Facebook Video Checking

When I submitted a video on Facebook of my visit to the Oklahoma Aquarium I had to wait a minute or two before it was released for viewing. Since I don’t think someone is actually looking at my video to make sure it’s appropriate there must be a software application that can make that determination. I think YouTube must have the same kind of program too.

So how does the software decide whether something is inappropriate or not?

I assume that inappropriate subjects would be those that are sexual in nature, showing graphic violence such as a beheading, or something showing you how to make a bomb or kill someone…

Or it’s checking for copyright violation.

Right… but that seems like an even tougher thing to check for in a minute or two.

They use complex pattern matching software, but it’s designed to be run rather quickly. If it wasn’t no one could ever post anything to Youtube. It’s not the best that it could be, but given the time constraints that’s what happens. I believe they continue to run some checks after the video is posted and they can be pulled after they’ve gone live.

So it takes a random frame (or frames) from my video and does pattern matching to see if it’s appropriate in a few seconds? That’s some amazing technology. I tried to Google it but couldn’t find an example showing how it’s done.

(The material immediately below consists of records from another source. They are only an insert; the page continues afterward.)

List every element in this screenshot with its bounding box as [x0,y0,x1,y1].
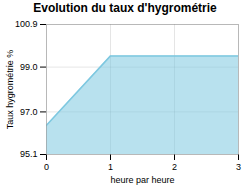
svg-text:1: 1 [108,162,113,172]
html-text:Evolution du taux d'hygrométri: Evolution du taux d'hygrométrie [33,1,217,15]
svg-text:3: 3 [236,162,241,172]
svg-text:97.0: 97.0 [20,107,38,117]
svg-text:heure par heure: heure par heure [110,175,174,185]
svg-text:95.1: 95.1 [20,149,38,159]
svg-text:0: 0 [44,162,49,172]
svg-text:2: 2 [172,162,177,172]
svg-text:99.0: 99.0 [20,62,38,72]
svg-text:Taux hygrométrie %: Taux hygrométrie % [5,50,15,130]
svg-text:100.9: 100.9 [15,19,38,29]
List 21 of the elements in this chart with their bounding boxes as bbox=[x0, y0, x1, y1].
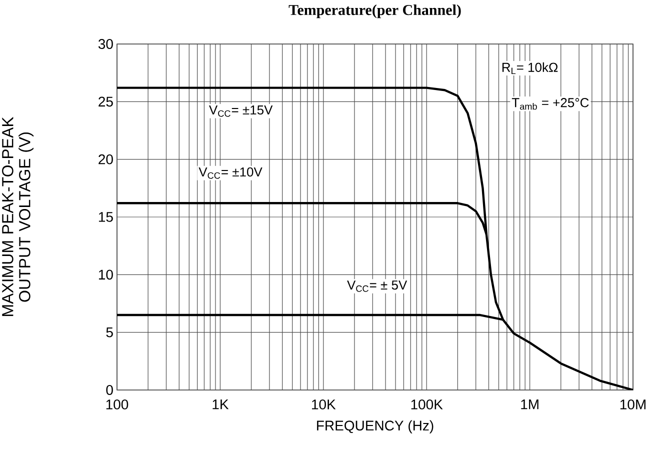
y-tick-label: 5 bbox=[106, 327, 113, 338]
annotation: R$_{L}$= 10kΩ bbox=[502, 62, 558, 74]
annotation: T$_{amb}$ = +25°C bbox=[512, 98, 589, 110]
x-tick-label: 100 bbox=[106, 400, 128, 410]
y-tick-label: 10 bbox=[98, 270, 113, 280]
x-tick-label: 10M bbox=[620, 400, 646, 410]
x-tick-label: 1M bbox=[521, 400, 538, 410]
annotation: V$_{CC}$= ± 5V bbox=[347, 280, 408, 292]
y-axis-title: MAXIMUM PEAK-TO-PEAK OUTPUT VOLTAGE (V) bbox=[2, 116, 34, 316]
annotation: V$_{CC}$= ±10V bbox=[198, 167, 262, 179]
y-tick-label: 25 bbox=[98, 96, 113, 107]
y-tick-label: 30 bbox=[98, 39, 113, 49]
x-axis-title: FREQUENCY (Hz) bbox=[317, 420, 434, 434]
x-tick-label: 1K bbox=[212, 400, 229, 410]
x-tick-label: 10K bbox=[312, 400, 336, 410]
y-tick-label: 20 bbox=[98, 154, 113, 164]
chart-title: Temperature(per Channel) bbox=[288, 4, 461, 18]
annotation: V$_{CC}$= ±15V bbox=[209, 105, 273, 117]
x-tick-label: 100K bbox=[411, 400, 443, 410]
y-tick-label: 15 bbox=[98, 212, 113, 222]
y-tick-label: 0 bbox=[106, 385, 113, 395]
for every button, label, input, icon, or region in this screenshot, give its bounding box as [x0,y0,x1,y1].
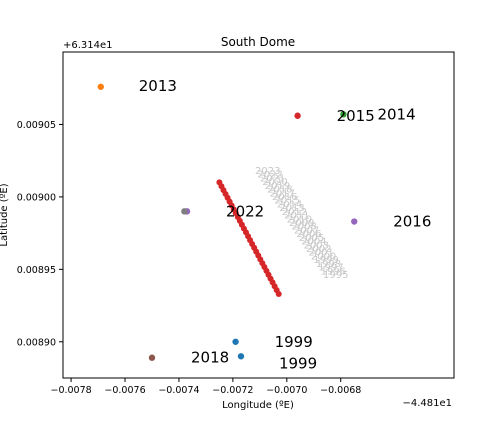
scatter-point [340,111,347,118]
faded-year-label: 2010 [287,214,312,225]
scatter-point [181,208,188,215]
faded-year-label: 2009 [289,218,314,229]
point-label: 1999 [279,354,317,372]
point-label: 2022 [226,202,264,220]
point-label: 1999 [275,333,313,351]
faded-year-label: 2016 [272,192,297,203]
faded-year-label: 2006 [296,229,321,240]
faded-year-label: 2001 [308,248,333,259]
x-axis-ticks: −0.0078 −0.0076 −0.0074 −0.0072 −0.0070 −0.00… [50,378,361,396]
x-tick-label: −0.0074 [158,385,199,396]
faded-year-label: 2012 [282,207,307,218]
point-label: 2015 [337,107,375,125]
faded-year-label: 1998 [316,259,341,270]
faded-year-label: 2023 [255,166,280,177]
faded-year-label: 2008 [291,222,316,233]
point-label: 2018 [191,349,229,367]
faded-year-label: 2018 [267,185,292,196]
faded-year-label: 2015 [274,196,299,207]
x-tick-label: −0.0068 [320,385,361,396]
faded-year-label: 2011 [284,211,309,222]
faded-year-label: 2017 [270,188,295,199]
point-label: 2014 [377,105,415,123]
x-offset-label: −4.481e1 [402,398,452,409]
faded-year-label: 2004 [301,237,326,248]
x-tick-label: −0.0070 [266,385,307,396]
x-axis-label: Longitude (ºE) [222,400,294,411]
faded-year-label: 2013 [279,203,304,214]
faded-year-label: 1996 [321,266,346,277]
faded-year-label: 2003 [304,240,329,251]
scatter-point [97,83,104,90]
y-tick-label: 0.00905 [17,120,56,131]
x-tick-label: −0.0072 [212,385,253,396]
x-tick-label: −0.0076 [104,385,145,396]
scatter-point [351,218,358,225]
point-label: 2013 [139,77,177,95]
faded-year-label: 1999 [313,255,338,266]
y-axis-label: Latitude (ºE) [0,183,10,246]
y-tick-label: 0.00900 [17,192,56,203]
scatter-point [148,354,156,361]
y-axis-ticks: 0.00890 0.00895 0.00900 0.00905 [17,120,63,348]
x-tick-label: −0.0078 [50,385,91,396]
trail-point [275,290,282,297]
faded-year-label: 2014 [277,199,302,210]
faded-year-label: 2007 [294,225,319,236]
y-tick-label: 0.00895 [17,265,56,276]
faded-year-label: 2005 [299,233,324,244]
scatter-point [237,353,245,360]
faded-year-label: 2002 [306,244,331,255]
faded-year-label: 2022 [257,170,282,181]
faded-year-label: 2021 [260,173,285,184]
faded-year-label: 1997 [318,263,343,274]
y-tick-label: 0.00890 [17,337,56,348]
y-offset-label: +6.314e1 [63,40,113,51]
scatter-point [232,338,239,345]
chart-title: South Dome [221,35,295,49]
faded-year-label: 2020 [262,177,287,188]
faded-year-label: 2019 [265,181,290,192]
point-label: 2016 [393,213,431,231]
scatter-point [294,112,301,119]
faded-year-label: 1995 [323,270,348,281]
axes-frame [62,51,455,379]
faded-year-label: 2000 [311,251,336,262]
plot-area: 2023202220212020201920182017201620152014… [97,77,431,372]
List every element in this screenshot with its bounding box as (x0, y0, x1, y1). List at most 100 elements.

It may be proprietary to Facebook/YouTube and they don’t want people to thwart their system.

It’s more complex than that, typically creating a sort of digital fingerprint that can be matched without comparing individual frames of video or snippets of audio.

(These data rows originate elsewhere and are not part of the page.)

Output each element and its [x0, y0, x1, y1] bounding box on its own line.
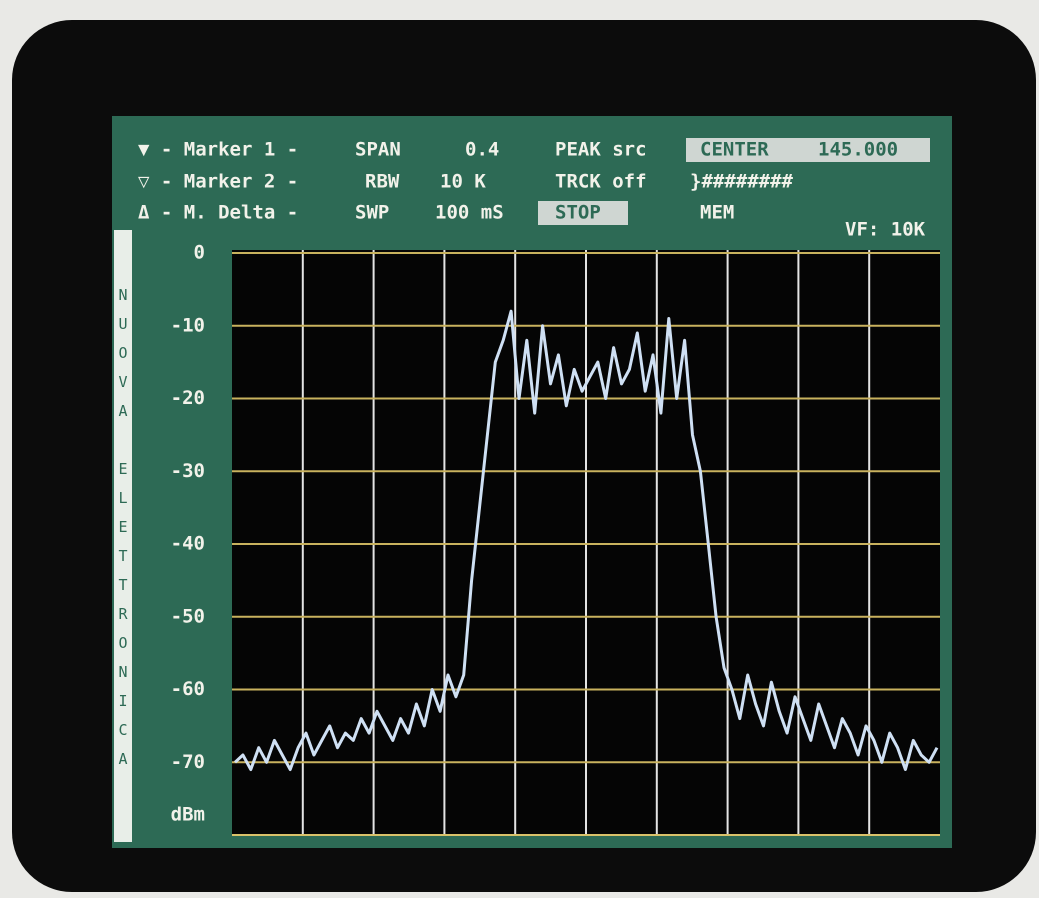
y-tick-label: -60: [171, 678, 205, 700]
y-tick-label: 0: [194, 242, 205, 264]
side-strip: [114, 230, 132, 842]
spectrum-trace: [233, 309, 939, 771]
rbw-label: RBW: [365, 171, 400, 193]
y-tick-label: -30: [171, 460, 205, 482]
sweep-value: 100 mS: [435, 202, 504, 224]
marker-2: ▽ - Marker 2 -: [138, 171, 298, 193]
rbw-value: 10 K: [440, 171, 486, 193]
mem-label: MEM: [700, 202, 734, 224]
track-mode: TRCK off: [555, 171, 647, 193]
peak-mode: PEAK src: [555, 139, 647, 161]
marker-delta: Δ - M. Delta -: [138, 202, 298, 224]
center-label: CENTER: [700, 139, 769, 161]
y-tick-label: -50: [171, 605, 205, 627]
stop-label: STOP: [555, 202, 601, 224]
center-box: [686, 138, 930, 162]
y-unit: dBm: [171, 804, 205, 826]
sweep-label: SWP: [355, 202, 389, 224]
status: }########: [690, 171, 794, 193]
span-label: SPAN: [355, 139, 401, 161]
center-value: 145.000: [818, 139, 898, 161]
vertical-grid: [301, 250, 871, 835]
span-value: 0.4: [465, 139, 499, 161]
y-tick-label: -70: [171, 751, 205, 773]
y-tick-label: -40: [171, 533, 205, 555]
stop-box: [538, 201, 628, 225]
side-label: NUOVA ELETTRONICA: [114, 285, 132, 779]
y-tick-label: -10: [171, 314, 205, 336]
y-tick-label: -20: [171, 387, 205, 409]
marker-1: ▼ - Marker 1 -: [138, 139, 298, 161]
vf-label: VF: 10K: [845, 219, 926, 241]
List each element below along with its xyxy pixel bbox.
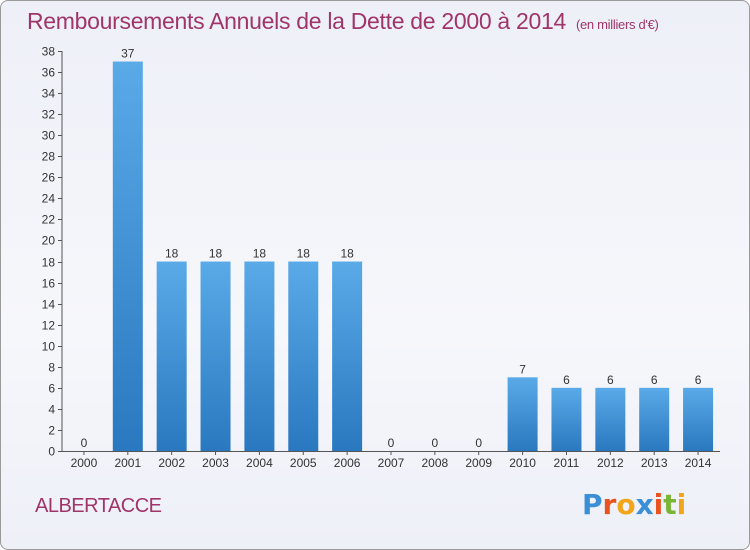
logo-letter: P	[582, 488, 603, 521]
x-tick-label: 2009	[465, 456, 492, 470]
y-tick-label: 32	[42, 108, 56, 122]
data-label: 0	[81, 436, 88, 450]
x-tick-label: 2008	[422, 456, 449, 470]
y-tick-label: 6	[48, 382, 55, 396]
chart-title: Remboursements Annuels de la Dette de 20…	[27, 8, 659, 35]
data-label: 6	[563, 373, 570, 387]
chart-unit: (en milliers d'€)	[575, 17, 659, 32]
x-tick-label: 2011	[554, 456, 580, 470]
y-tick-label: 34	[42, 87, 56, 101]
logo-letter: x	[635, 488, 654, 521]
data-label: 18	[253, 247, 267, 261]
bar	[156, 261, 187, 451]
y-tick-label: 2	[48, 424, 55, 438]
labels: 2000 0 2001 37 2002 18 2003 18 2004 18 2005 18 2006 1…	[71, 47, 712, 470]
bar	[244, 261, 275, 451]
bar	[332, 261, 363, 451]
bar	[200, 261, 231, 451]
commune-name: ALBERTACCE	[35, 495, 162, 517]
data-label: 0	[432, 436, 439, 450]
y-tick-label: 22	[42, 213, 56, 227]
data-label: 18	[209, 247, 223, 261]
bar	[683, 387, 714, 451]
bar	[551, 387, 582, 451]
bar	[112, 61, 143, 452]
y-tick-label: 36	[42, 66, 56, 80]
data-label: 37	[121, 47, 135, 61]
chart-title-text: Remboursements Annuels de la Dette de 20…	[27, 8, 566, 34]
x-tick-label: 2003	[202, 456, 229, 470]
logo-letter: r	[602, 488, 617, 521]
data-label: 6	[651, 373, 658, 387]
data-label: 6	[607, 373, 614, 387]
data-label: 18	[297, 247, 311, 261]
proxiti-logo: Proxiti	[582, 488, 686, 521]
x-tick-label: 2004	[246, 456, 273, 470]
y-tick-label: 20	[42, 234, 56, 248]
y-tick-label: 24	[42, 192, 56, 206]
y-tick-label: 4	[48, 403, 55, 417]
y-tick-label: 26	[42, 171, 56, 185]
bar	[639, 387, 670, 451]
y-tick-label: 28	[42, 150, 56, 164]
bar	[595, 387, 626, 451]
data-label: 18	[165, 247, 179, 261]
x-tick-label: 2014	[685, 456, 712, 470]
logo-letter: i	[676, 488, 687, 521]
y-tick-label: 38	[42, 45, 56, 59]
y-tick-label: 18	[42, 256, 56, 270]
x-tick-label: 2010	[509, 456, 536, 470]
y-tick-label: 0	[48, 445, 55, 459]
x-tick-label: 2013	[641, 456, 668, 470]
y-tick-label: 30	[42, 129, 56, 143]
x-tick-label: 2000	[71, 456, 98, 470]
x-tick-label: 2002	[158, 456, 185, 470]
data-label: 0	[475, 436, 482, 450]
y-tick-label: 14	[42, 298, 56, 312]
bar	[288, 261, 319, 451]
data-label: 6	[695, 373, 702, 387]
y-tick-label: 10	[42, 340, 56, 354]
data-label: 7	[519, 362, 526, 376]
x-tick-label: 2005	[290, 456, 317, 470]
logo-letter: o	[616, 488, 636, 521]
x-tick-label: 2007	[378, 456, 405, 470]
x-tick-label: 2012	[597, 456, 624, 470]
y-tick-label: 8	[48, 361, 55, 375]
y-tick-label: 16	[42, 277, 56, 291]
x-tick-label: 2001	[114, 456, 141, 470]
bars	[112, 61, 714, 452]
y-tick-label: 12	[42, 319, 56, 333]
data-label: 0	[388, 436, 395, 450]
logo-letter: i	[653, 488, 664, 521]
logo-letter: t	[663, 488, 677, 521]
data-label: 18	[340, 247, 354, 261]
x-tick-label: 2006	[334, 456, 361, 470]
bar	[507, 377, 538, 451]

Here’s a Wikipedia page that gives you an overview - Acoustic fingerprint - Wikipedia

It has a database of digital fingerprints of copyrighted material from known sources. On YouTube, you have to apply and send them material to fingerprint. The video on the page has a little breakdown of how it works.

When you upload a video, a fingerprint is created. Then it’s checked against the database of known copyrighted material. Really just like a real fingerprint.

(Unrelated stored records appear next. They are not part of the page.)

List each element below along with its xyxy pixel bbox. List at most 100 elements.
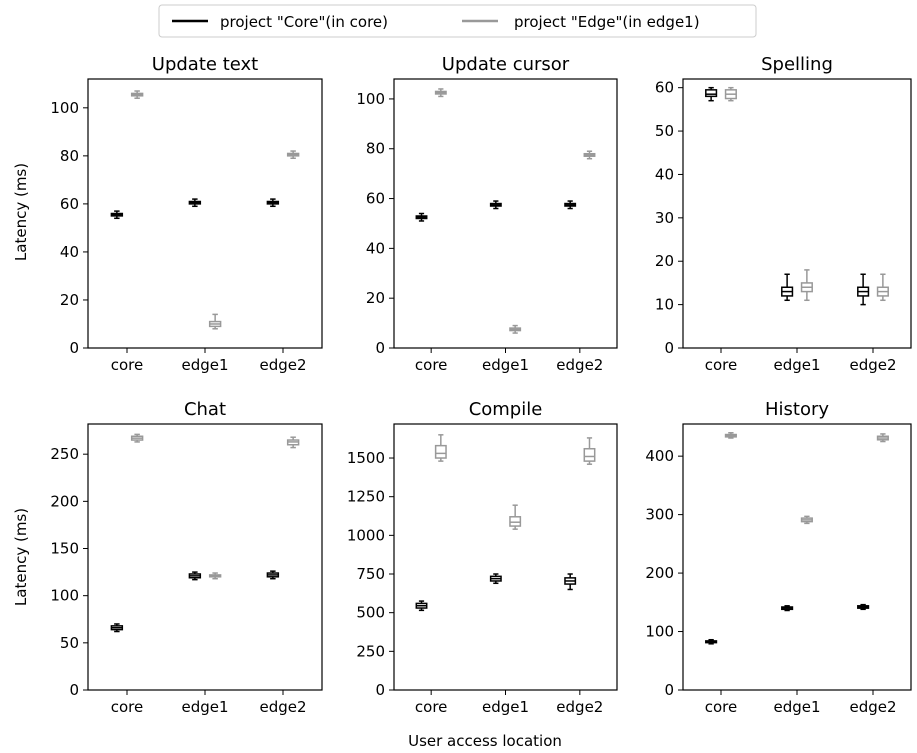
y-tick-label: 100 xyxy=(50,587,79,605)
series-core xyxy=(705,86,870,306)
y-tick-label: 150 xyxy=(50,540,79,558)
x-tick-label: edge1 xyxy=(773,356,820,374)
box-plot xyxy=(415,212,428,222)
subplot-title: Chat xyxy=(184,399,226,420)
plot-frame xyxy=(393,423,618,691)
y-tick-label: 0 xyxy=(664,339,674,357)
subplot-title: History xyxy=(765,399,829,420)
box-plot xyxy=(724,86,737,102)
series-edge xyxy=(724,86,889,302)
plot-frame xyxy=(682,423,912,691)
x-tick-label: core xyxy=(705,356,738,374)
y-tick-label: 60 xyxy=(60,195,79,213)
y-tick-label: 1250 xyxy=(347,488,385,506)
y-tick-label: 50 xyxy=(655,122,674,140)
y-tick-label: 20 xyxy=(366,289,385,307)
box-plot xyxy=(208,313,222,330)
x-tick-label: edge1 xyxy=(181,698,228,716)
y-tick-label: 400 xyxy=(645,447,674,465)
series-edge xyxy=(434,434,596,530)
y-tick-label: 100 xyxy=(50,99,79,117)
box-plot xyxy=(415,600,428,612)
box-plot xyxy=(286,150,300,160)
y-tick-label: 30 xyxy=(655,209,674,227)
y-tick-label: 100 xyxy=(645,623,674,641)
box-plot xyxy=(266,570,280,580)
x-tick-label: core xyxy=(415,698,448,716)
subplot-title: Compile xyxy=(469,399,543,420)
y-tick-label: 0 xyxy=(69,339,79,357)
legend-frame xyxy=(158,4,757,38)
y-tick-label: 0 xyxy=(69,681,79,699)
y-tick-label: 50 xyxy=(60,634,79,652)
legend: project "Core"(in core) project "Edge"(i… xyxy=(158,4,757,38)
y-tick-label: 1500 xyxy=(347,449,385,467)
box-plot xyxy=(188,571,202,581)
y-tick-label: 300 xyxy=(645,506,674,524)
subplot-compile: Compile 0 250 500 750 1000 1250 1500 core edge1 ed… xyxy=(347,399,618,716)
y-tick-label: 0 xyxy=(375,681,385,699)
box-plot xyxy=(876,433,889,443)
y-tick-label: 200 xyxy=(50,492,79,510)
x-tick-label: edge1 xyxy=(773,698,820,716)
x-tick-label: edge1 xyxy=(181,356,228,374)
box-plot xyxy=(800,269,813,302)
y-tick-label: 750 xyxy=(356,565,385,583)
subplot-title: Update cursor xyxy=(442,54,570,75)
subplot-chat: Chat 0 50 100 150 200 250 core edge1 edge2 xyxy=(50,399,323,716)
x-tick-label: edge1 xyxy=(482,356,529,374)
box-plot xyxy=(564,200,577,210)
series-core xyxy=(110,198,280,220)
y-tick-label: 10 xyxy=(655,296,674,314)
series-edge xyxy=(130,433,300,580)
box-iqr xyxy=(509,516,522,527)
box-plot xyxy=(489,573,502,585)
subplot-spelling: Spelling 0 10 20 30 40 50 60 core edge1 edge2 xyxy=(655,54,912,374)
x-tick-label: edge2 xyxy=(849,356,896,374)
subplot-update-cursor: Update cursor 0 20 40 60 80 100 core edge1 edge2 xyxy=(356,54,618,374)
box-plot xyxy=(130,433,144,443)
box-plot xyxy=(564,573,577,591)
y-tick-label: 100 xyxy=(356,90,385,108)
y-tick-label: 60 xyxy=(366,190,385,208)
subplot-history: History 0 100 200 300 400 core edge1 edge2 xyxy=(645,399,912,716)
x-tick-label: edge2 xyxy=(259,356,306,374)
y-tick-label: 250 xyxy=(356,642,385,660)
box-plot xyxy=(188,198,202,208)
plot-frame xyxy=(87,423,323,691)
x-axis-label: User access location xyxy=(408,732,562,750)
series-core xyxy=(705,603,870,645)
subplot-title: Update text xyxy=(152,54,258,75)
subplot-update-text: Update text 0 20 40 60 80 100 core edge1 edge2 xyxy=(50,54,323,374)
y-tick-label: 250 xyxy=(50,445,79,463)
box-plot xyxy=(208,572,222,580)
y-tick-label: 200 xyxy=(645,564,674,582)
box-plot xyxy=(583,437,596,465)
box-iqr xyxy=(583,447,596,462)
box-plot xyxy=(857,273,870,306)
box-plot xyxy=(489,200,502,210)
box-plot xyxy=(266,198,280,208)
x-tick-label: edge2 xyxy=(556,356,603,374)
y-tick-label: 500 xyxy=(356,604,385,622)
plot-frame xyxy=(393,78,618,349)
subplot-title: Spelling xyxy=(761,54,833,75)
box-plot xyxy=(705,86,718,102)
box-plot xyxy=(434,434,447,462)
x-tick-label: edge2 xyxy=(556,698,603,716)
series-edge xyxy=(130,90,300,330)
y-tick-label: 40 xyxy=(655,165,674,183)
box-plot xyxy=(876,273,889,302)
x-tick-label: core xyxy=(415,356,448,374)
y-tick-label: 60 xyxy=(655,79,674,97)
box-plot xyxy=(509,504,522,530)
plot-frame xyxy=(87,78,323,349)
box-plot xyxy=(781,605,794,612)
series-core xyxy=(110,570,280,633)
box-plot xyxy=(583,150,596,160)
box-plot xyxy=(857,603,870,611)
y-tick-label: 0 xyxy=(375,339,385,357)
legend-core-label: project "Core"(in core) xyxy=(220,13,388,31)
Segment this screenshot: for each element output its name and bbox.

It’s not that “hard” (I mean, relatively - cuz I couldn’t do it!) to do the checking because the number of items you’re checking against is finite. Then I’m sure there’s some algorithms to speed it up - stuff that would quickly eliminate a big chunk of fingerprints from the search. The above-linked YouTube video says it has just 3 million items. That’s not very big in terms of data at all.

They’re probably also automatically transcoding your video. Though that can be done quickly, it’s probably a longer process than checking it for copyright violations.

You’re working with Binary (0 and 1) data, so each bit you process (theoretically*) reduces the number of possible matches by 50%. Some of the earliest developments in computer science were about sorting and/or comparing large sets of data.

Search for morse code trees for an easy example of how this works.

They can also just read a 1 pixel wide strip through the middle of the video. from that strip you have basically a “barcode” It is highly unlikely that any given 30 seconds of video is even marginally close to another unrelated video.